The drawback with a command prompt is that file paths are no longer short and simple. If you are in the right directory it isn’t so bad; but, where files are often in different directories, it can be hard to be in “the right directory”.

Take CmdTwain for example. The software is usually installed in a “Program Files” directory but users normally want the files it creates to go into a “Documents” directory. Yes, I have gone to some trouble to allow CmdTwain to find the bits it needs to run. This means you don’t have to be in its “Program Files” directory when you run it. You can be in a “Documents” directory. You would have to specify the full path to the “Program Files” directory though, or include it in the computer’s PATH.

No Clicks

The other benefit that the command line has is “no mouse clicks”. That might seem a strange thing to count as a benefit but with a GUI you have to put the mouse in the right spot and then click. It is very hard to make that repeatable without having to embed a human being into the middle of the system you are building. I am in favor of people having jobs but surely we want more interesting ones than “mouse-clicker”. The usual solution to this is to move the task to the user. S/he has to click the mouse. It saves having to supply a person with every copy of the software but it wastes the user’s time as they have to wait around to click something at the right time. How much of your life gets wasted this way?

The command line runs without mouse position information and clicks. Actions are repeatable. Noone needs to wait and then click something. It just runs. There’s something nice about that.

The Best of Both

What’s needed for advanced users is the ability to type in any command they want, with whatever options they want, to open any file with any program (Command line) but to not have to type in lengthy paths (GUI).

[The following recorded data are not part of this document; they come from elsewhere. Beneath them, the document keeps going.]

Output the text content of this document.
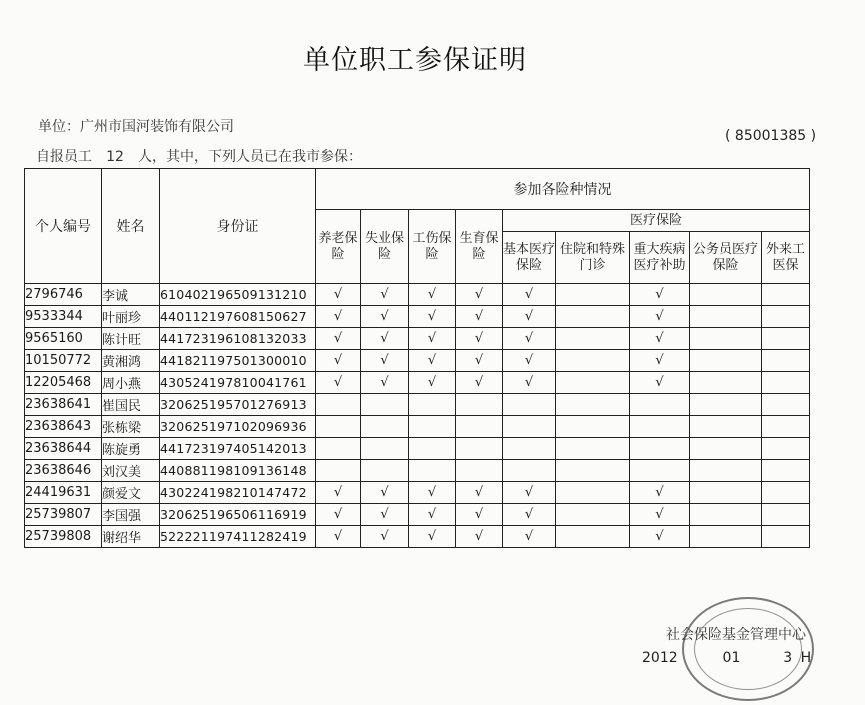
单位职工参保证明
单位：广州市国河装饰有限公司
( 85001385 )
自报员工 12 人，其中，下列人员已在我市参保：
个人编号	姓名	身份证	参加各险种情况								
			养老保险	失业保险	工伤保险	生育保险	医疗保险				
							基本医疗保险	住院和特殊门诊	重大疾病医疗补助	公务员医疗保险	外来工医保
2796746	李诚	610402196509131210	√	√	√	√	√		√		
9533344	叶丽珍	440112197608150627	√	√	√	√	√		√		
9565160	陈计旺	441723196108132033	√	√	√	√	√		√		
10150772	黄湘鸿	441821197501300010	√	√	√	√	√		√		
12205468	周小燕	430524197810041761	√	√	√	√	√		√		
23638641	崔国民	320625195701276913									
23638643	张栋梁	320625197102096936									
23638644	陈旋勇	441723197405142013									
23638646	刘汉美	440881198109136148									
24419631	颜爱文	430224198210147472	√	√	√	√	√		√		
25739807	李国强	320625196506116919	√	√	√	√	√		√		
25739808	谢绍华	522221197411282419	√	√	√	√	√		√		
社会保险基金管理中心
2012	01	3 H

What’s needed for GUI users is a simpler command prompt where they can just type in simple commands and have it do things for them. They don’t know where they installed each program. They don’t know how to set up the PATH variable.

GuiCmd is a cross between the two worlds. It allows a programmer to setup easy commands (“scan filename”) for a user. It allows a programmer to use lots of different command line tools without having to add everyone of them to the PATH.